Former Nigerian militants get contracts to combat oil theft

Former Nigerian militants get contracts to combat oil theft

Nigeria’s state oil company NNPC announced it has hired a firm owned by former militant Tompolo, whose movement’s attacks on facilities in the early 2000s crippled oil production, to protect installations and tackle rampant theft.
It was one of five security contracts awarded as theft and pipeline sabotage have cut Nigeria’s oil exports by nearly half a million barrels per day to 1.4-million bpd. Tompolo, whose real name is Government Ekpemupolo, once led the Movement for the Emancipation of the Niger Delta (Mend) , which made frequent attacks until a government amnesty program gave some militants contracts to protect oil installations. Attacks resumed in 2016, not long after the government issued an arrest warrant for Tompolo on corruption charges.
Paul Ebbenimibo, a spokesman for Tompolo, said the companies would protect pipelines in Bayelsa, Delta, Edo, Ondo and Imo states. Ebbenimibo said that Tompolo told others in the region to stop stealing from the pipelines and accept security jobs to enable the economy in the region to bounce back. The companies hired by NNPC were Global West, owned by Tompolo, Ocean Marine Solutions, Labrador Security Outfit, Asari Dokubo and a fifth undisclosed company.
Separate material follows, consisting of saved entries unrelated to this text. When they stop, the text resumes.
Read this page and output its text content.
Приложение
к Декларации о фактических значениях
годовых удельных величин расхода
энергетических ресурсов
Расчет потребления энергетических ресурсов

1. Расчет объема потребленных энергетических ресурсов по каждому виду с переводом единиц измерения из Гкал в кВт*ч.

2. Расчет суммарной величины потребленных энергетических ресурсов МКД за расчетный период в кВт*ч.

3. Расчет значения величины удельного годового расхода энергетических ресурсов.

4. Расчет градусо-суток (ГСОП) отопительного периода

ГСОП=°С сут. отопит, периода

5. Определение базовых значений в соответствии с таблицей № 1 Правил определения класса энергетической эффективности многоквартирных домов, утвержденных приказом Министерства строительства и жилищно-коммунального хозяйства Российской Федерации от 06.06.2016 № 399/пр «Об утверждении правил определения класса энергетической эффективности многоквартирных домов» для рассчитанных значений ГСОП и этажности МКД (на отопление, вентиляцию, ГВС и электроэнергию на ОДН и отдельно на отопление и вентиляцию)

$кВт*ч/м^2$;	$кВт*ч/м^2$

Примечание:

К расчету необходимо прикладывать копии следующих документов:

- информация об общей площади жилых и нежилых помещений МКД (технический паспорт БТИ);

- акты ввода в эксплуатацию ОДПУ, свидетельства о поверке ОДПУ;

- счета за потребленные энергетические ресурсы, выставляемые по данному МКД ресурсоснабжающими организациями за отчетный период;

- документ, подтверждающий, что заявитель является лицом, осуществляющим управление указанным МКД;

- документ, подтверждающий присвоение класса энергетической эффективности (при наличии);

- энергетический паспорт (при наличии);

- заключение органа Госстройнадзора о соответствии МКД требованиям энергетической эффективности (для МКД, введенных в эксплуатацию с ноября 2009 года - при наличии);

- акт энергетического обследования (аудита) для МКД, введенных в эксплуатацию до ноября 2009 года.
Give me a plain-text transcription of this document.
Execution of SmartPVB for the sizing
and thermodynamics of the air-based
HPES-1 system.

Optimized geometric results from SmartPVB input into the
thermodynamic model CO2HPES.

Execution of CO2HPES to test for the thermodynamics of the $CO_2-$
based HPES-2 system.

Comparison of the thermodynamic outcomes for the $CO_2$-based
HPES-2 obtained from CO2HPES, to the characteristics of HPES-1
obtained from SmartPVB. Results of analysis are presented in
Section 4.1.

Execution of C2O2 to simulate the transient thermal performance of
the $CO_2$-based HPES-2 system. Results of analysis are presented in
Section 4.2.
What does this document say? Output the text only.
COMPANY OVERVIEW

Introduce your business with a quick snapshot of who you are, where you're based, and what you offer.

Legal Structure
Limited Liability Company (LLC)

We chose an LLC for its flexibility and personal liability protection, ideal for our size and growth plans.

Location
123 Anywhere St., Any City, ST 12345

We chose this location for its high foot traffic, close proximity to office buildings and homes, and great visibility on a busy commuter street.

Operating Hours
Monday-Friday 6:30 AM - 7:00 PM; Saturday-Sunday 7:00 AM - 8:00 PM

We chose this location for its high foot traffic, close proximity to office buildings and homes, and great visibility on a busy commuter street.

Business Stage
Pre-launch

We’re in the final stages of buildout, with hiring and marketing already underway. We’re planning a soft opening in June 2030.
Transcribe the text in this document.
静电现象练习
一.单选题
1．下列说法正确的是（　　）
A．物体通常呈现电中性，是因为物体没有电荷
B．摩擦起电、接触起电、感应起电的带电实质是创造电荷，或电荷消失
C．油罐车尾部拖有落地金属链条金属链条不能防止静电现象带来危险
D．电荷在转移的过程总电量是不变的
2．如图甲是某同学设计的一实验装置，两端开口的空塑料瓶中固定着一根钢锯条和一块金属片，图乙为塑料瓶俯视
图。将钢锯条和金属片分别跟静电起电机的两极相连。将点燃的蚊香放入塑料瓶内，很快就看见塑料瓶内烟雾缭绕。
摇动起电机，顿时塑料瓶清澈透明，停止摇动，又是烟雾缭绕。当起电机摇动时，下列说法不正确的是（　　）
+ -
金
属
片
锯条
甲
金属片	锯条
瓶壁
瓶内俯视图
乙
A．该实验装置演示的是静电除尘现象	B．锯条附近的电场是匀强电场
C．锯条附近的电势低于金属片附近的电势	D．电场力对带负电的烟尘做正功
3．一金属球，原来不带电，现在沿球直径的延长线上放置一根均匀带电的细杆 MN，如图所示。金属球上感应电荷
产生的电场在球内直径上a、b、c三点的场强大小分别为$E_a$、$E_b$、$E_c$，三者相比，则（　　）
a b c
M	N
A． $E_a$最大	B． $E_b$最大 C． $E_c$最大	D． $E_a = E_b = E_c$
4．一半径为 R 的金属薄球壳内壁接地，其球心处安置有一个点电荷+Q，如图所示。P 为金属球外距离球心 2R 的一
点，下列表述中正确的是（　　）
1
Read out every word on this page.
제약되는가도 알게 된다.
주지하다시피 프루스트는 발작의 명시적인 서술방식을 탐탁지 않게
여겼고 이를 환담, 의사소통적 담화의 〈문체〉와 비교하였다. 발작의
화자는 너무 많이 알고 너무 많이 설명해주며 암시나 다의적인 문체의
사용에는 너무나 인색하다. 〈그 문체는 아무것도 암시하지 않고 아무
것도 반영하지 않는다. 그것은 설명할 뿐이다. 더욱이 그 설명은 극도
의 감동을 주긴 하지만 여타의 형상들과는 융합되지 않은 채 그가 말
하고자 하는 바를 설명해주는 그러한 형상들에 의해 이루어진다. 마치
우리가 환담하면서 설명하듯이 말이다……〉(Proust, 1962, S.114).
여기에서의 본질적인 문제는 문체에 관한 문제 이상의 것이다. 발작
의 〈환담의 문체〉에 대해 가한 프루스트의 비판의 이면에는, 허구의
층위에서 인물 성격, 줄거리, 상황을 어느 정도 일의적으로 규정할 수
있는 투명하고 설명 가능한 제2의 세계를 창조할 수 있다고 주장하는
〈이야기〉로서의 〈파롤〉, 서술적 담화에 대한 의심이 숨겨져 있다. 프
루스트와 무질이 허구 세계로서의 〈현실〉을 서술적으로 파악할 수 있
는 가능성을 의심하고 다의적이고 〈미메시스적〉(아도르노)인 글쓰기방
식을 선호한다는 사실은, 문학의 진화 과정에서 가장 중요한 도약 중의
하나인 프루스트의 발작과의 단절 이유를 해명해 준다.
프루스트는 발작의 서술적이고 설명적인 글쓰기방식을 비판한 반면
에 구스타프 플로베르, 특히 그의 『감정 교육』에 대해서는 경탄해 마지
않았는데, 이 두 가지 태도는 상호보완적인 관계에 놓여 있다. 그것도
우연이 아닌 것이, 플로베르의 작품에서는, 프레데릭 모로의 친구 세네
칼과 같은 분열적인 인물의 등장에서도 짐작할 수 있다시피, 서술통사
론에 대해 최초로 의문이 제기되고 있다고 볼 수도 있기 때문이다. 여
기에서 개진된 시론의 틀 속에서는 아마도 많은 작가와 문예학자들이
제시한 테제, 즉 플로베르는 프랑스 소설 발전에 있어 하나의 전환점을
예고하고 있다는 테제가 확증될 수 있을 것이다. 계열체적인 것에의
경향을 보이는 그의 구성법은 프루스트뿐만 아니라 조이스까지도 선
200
Hoodlums who are involved in the huge crude oil theft have caused the production level to reduce by 400,000 barrels per day (bpd), translating to a drop from 1.8 million to 1.4 million bpd, Nigeria’s Minister of State for Petroleum Resources, Timipre Sylva, said recently. Sylva added that the federal government was seeking the cooperation of the state government because the oil host communities should play a collaborative effort to stop the alarming levels of crude oil theft, which has now become a national emergency.